Data Penerima Bansos Bersifat Dinamis
Perlu diketahui, data penerima bansos selalu mengalami perubahan. Oleh karena itu, masyarakat yang sebelumnya menerima bantuan pada triwulan pertama disarankan untuk kembali mengecek status penerimaannya. Program bansos yang disalurkan meliputi Bantuan Sembako dan Program Keluarga Harapan (PKH), yang menyasar keluarga yang memenuhi kriteria tertentu.

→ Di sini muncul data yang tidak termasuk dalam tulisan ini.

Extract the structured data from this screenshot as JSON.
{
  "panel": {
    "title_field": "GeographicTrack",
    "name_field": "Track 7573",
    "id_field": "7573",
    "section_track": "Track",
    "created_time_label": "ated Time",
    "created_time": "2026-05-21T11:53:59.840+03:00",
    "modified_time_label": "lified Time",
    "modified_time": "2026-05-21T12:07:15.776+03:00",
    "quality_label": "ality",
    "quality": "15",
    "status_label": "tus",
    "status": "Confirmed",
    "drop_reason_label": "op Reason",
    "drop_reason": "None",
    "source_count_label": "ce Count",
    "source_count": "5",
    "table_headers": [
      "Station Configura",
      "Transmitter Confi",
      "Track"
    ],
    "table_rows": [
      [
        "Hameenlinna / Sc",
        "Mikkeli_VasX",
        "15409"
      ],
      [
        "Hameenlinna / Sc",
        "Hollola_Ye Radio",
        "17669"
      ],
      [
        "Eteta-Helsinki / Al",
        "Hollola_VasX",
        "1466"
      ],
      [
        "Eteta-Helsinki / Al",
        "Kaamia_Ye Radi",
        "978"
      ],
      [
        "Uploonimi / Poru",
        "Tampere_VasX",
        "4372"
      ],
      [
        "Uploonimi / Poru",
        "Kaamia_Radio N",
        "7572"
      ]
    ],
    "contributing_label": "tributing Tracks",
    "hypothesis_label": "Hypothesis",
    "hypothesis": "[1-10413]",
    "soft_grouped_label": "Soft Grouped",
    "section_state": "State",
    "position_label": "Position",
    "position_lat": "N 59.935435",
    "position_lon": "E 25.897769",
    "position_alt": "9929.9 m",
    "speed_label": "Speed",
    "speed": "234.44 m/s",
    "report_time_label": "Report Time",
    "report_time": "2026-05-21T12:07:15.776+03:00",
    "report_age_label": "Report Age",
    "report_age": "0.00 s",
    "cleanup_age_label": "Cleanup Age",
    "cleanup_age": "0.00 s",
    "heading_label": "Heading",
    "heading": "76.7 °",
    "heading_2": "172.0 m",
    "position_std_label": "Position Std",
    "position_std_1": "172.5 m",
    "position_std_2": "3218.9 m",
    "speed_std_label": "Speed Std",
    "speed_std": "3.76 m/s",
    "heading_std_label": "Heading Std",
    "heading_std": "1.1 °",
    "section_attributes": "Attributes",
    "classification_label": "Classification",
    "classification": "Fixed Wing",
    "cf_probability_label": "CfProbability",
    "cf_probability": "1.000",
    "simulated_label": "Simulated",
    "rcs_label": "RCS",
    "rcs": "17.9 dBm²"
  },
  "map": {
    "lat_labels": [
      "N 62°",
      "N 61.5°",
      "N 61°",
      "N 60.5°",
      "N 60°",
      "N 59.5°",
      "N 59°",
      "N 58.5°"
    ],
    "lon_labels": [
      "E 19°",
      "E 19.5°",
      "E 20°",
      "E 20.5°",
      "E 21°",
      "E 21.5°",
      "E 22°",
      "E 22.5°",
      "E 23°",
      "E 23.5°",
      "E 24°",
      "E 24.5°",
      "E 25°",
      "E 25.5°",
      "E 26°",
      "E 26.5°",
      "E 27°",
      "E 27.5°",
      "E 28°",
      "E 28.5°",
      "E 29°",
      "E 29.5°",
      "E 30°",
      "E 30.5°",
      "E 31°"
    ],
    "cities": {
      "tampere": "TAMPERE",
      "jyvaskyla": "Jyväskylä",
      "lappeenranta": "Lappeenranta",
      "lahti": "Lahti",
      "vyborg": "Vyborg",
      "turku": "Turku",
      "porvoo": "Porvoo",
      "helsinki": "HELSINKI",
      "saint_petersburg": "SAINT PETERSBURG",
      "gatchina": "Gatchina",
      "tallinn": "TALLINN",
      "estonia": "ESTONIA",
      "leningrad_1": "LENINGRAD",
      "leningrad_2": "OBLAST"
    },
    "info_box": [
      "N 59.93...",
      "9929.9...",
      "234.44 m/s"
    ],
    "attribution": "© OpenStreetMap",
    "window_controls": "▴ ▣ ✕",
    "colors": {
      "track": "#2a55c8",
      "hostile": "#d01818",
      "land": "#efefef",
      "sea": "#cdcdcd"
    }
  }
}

Cara Cek Status Penerima Bansos dengan NIK
Masyarakat kini bisa mengecek status penerima bansos dengan mudah menggunakan Nomor Induk Kependudukan (NIK) yang tertera di KTP. Proses pengecekan dapat dilakukan secara online melalui situs resmi maupun aplikasi.
Cek Bansos Melalui Website Resmi
- Kunjungi situs resmi cekbansos.kemensos.go.id
- Masukkan NIK 16 digit sesuai KTP
- Ketik kode captcha yang muncul di layar
- Jika kode kurang jelas, klik tombol refresh
- Tekan tombol “Cari Data” untuk melihat hasi
Cek Bansos Lewat Aplikasi
Selain website, pengecekan juga dapat dilakukan melalui aplikasi resmi:
- Buka Google Play Store di ponsel Android
- Cari aplikasi “Cek Bansos” dari Kemensos RI
- Unduh dan instal aplikasi tersebut
- Buka aplikasi dan pilih menu “Cari Penerima Bansos”
- Isi data wilayah dan nama sesuai KTP
- Klik tombol pencarian untuk melihat status
Fitur Pengaduan dan Mekanisme Penyaluran
Aplikasi Cek Bansos juga menyediakan fitur pengaduan bagi masyarakat yang merasa layak menerima bantuan namun belum terdaftar. Fitur ini memudahkan proses verifikasi dan usulan penerima baru. Jika status penerima masih aktif, penyaluran bansos akan dilakukan melalui bank yang tergabung dalam Himpunan Bank Milik Negara (Himbara) serta Bank Syariah Indonesia (BSI).
Kesimpulan
Penyaluran bansos triwulan kedua yang dimulai April 2026 tetap berjalan tanpa pengurangan anggaran. Namun, masyarakat perlu rutin mengecek status penerima karena data bersifat dinamis. Dengan kemudahan akses melalui website dan aplikasi, proses pengecekan kini semakin praktis dan cepat.